Your more computer-inclined students will be interested in the RGB color model tie-in. You can also, if you wish, explore the “subtractive” color model used for ink printing: CMYK (cyan the “red absorber”, magenta the “green absorber”, yellow the “blue absorber” and “K” pure black).
If this is the first exposure to wave-particle duality, it should probably be mentioned but left alone for future exploration (unless you happen to have one of THOSE students).
Verses
Light moves
Like a wave upon the ocean
Light moves
Like ripples on the sea
Light spreads
From a source in all directions
Bouncing off to make reflections
Like the shining moon
Light sings
In a million undulations
Light sings
In a song of many tones
Light’s song
Brings a wealth of information
We see only three vibrations
Red, green and blue
Oh, light can vibrate fast or slow
Its energy is high or low
But of those million frequencies
Our eyes are only built to see
Red, green and blue
White light
Mixes these three waves together
White light
Shines upon our colored earth
Green leaves
Drink the red and blue from sunshine
Bounce the green back in a straight line
To my waiting eye
Sky light
On a brilliant summer blue day
Sky light
Even air will drink the light
Blue light
Scatters forth in all directions
Making blue the sky’s complexion
With a yellow sun
Green and red make yellow
Green and blue, cyan
Red and blue, magenta
All the colors can come from
Red, green, and blue
Strange light
Gamma, X-ray, ultraviolet
Strange light
Infrared and microwave
Our sight
Cannot show us all the spectrum
But our instruments detect them
All across the sky
Light works
In the wondrous ways of wavelength
Light works
It’s emitted and absorbed
Light sparks
From the dancing of electrons
Giving birth to streams of photons
Little sparks of light
Oh, light’s a particle, a wave
a mystery how it behaves
and how it carries energy
to light our world and let us see
red, green and blue…
Comments
Light – or more generally, electromagnetic waves – is one of our greatest mysteries, as well as our greatest source of information about the whole universe!
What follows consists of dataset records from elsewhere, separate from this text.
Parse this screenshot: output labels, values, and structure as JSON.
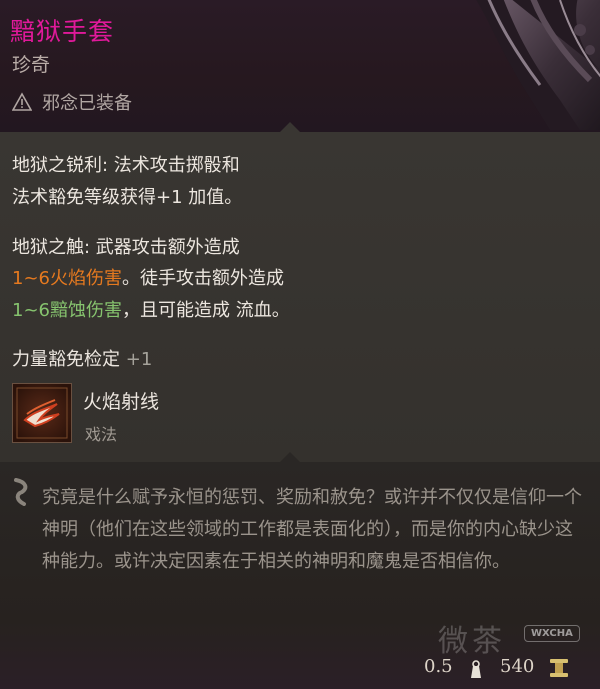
{
  "item": {
    "title": "黯狱手套",
    "rarity": "珍奇",
    "equip_status": "邪念已装备",
    "icon": "warning-icon"
  },
  "properties": {
    "p1_line1": "地狱之锐利: 法术攻击掷骰和",
    "p1_line2": "法术豁免等级获得+1 加值。",
    "p2_line1": "地狱之触: 武器攻击额外造成",
    "p2_fire": "1~6火焰伤害",
    "p2_mid": "。徒手攻击额外造成",
    "p2_necro": "1~6黯蚀伤害",
    "p2_end": "，且可能造成 流血。",
    "save_label": "力量豁免检定 ",
    "save_bonus": "+1"
  },
  "spell": {
    "name": "火焰射线",
    "type": "戏法",
    "icon": "fire-ray-icon"
  },
  "lore": {
    "text": "究竟是什么赋予永恒的惩罚、奖励和赦免？或许并不仅仅是信仰一个神明（他们在这些领域的工作都是表面化的），而是你的内心缺少这种能力。或许决定因素在于相关的神明和魔鬼是否相信你。"
  },
  "footer": {
    "weight": "0.5",
    "price": "540",
    "watermark": "微茶",
    "watermark_badge": "WXCHA"
  },
  "colors": {
    "title": "#e0199a",
    "fire": "#e5791f",
    "necrotic": "#86c36e"
  }
}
Most of the time, it’s useful to imagine light as a vibrating “wave” spreading out in an expanding sphere from its source.
When light hits something “reflective” it can bounce off, just like water waves bouncing off a sea-wall. Most of what we “see”, like the moon, is reflected light.
Waves have frequency, the speed of the ripples. Faster vibrations (higher frequencies) carry more energy. Light comes in billions of different frequencies (or wavelengths, two ways of talking about the same thing).
How many of these wavelengths do we human beings see? Three! We call them Red, Green, and Blue light, and those frequencies trigger the “cones” in our eye’s retina. Their wavelengths are tiny, over 200 of their ripples could fit in the width of a human hair. But there are lots of waves even tinier that we can’t see!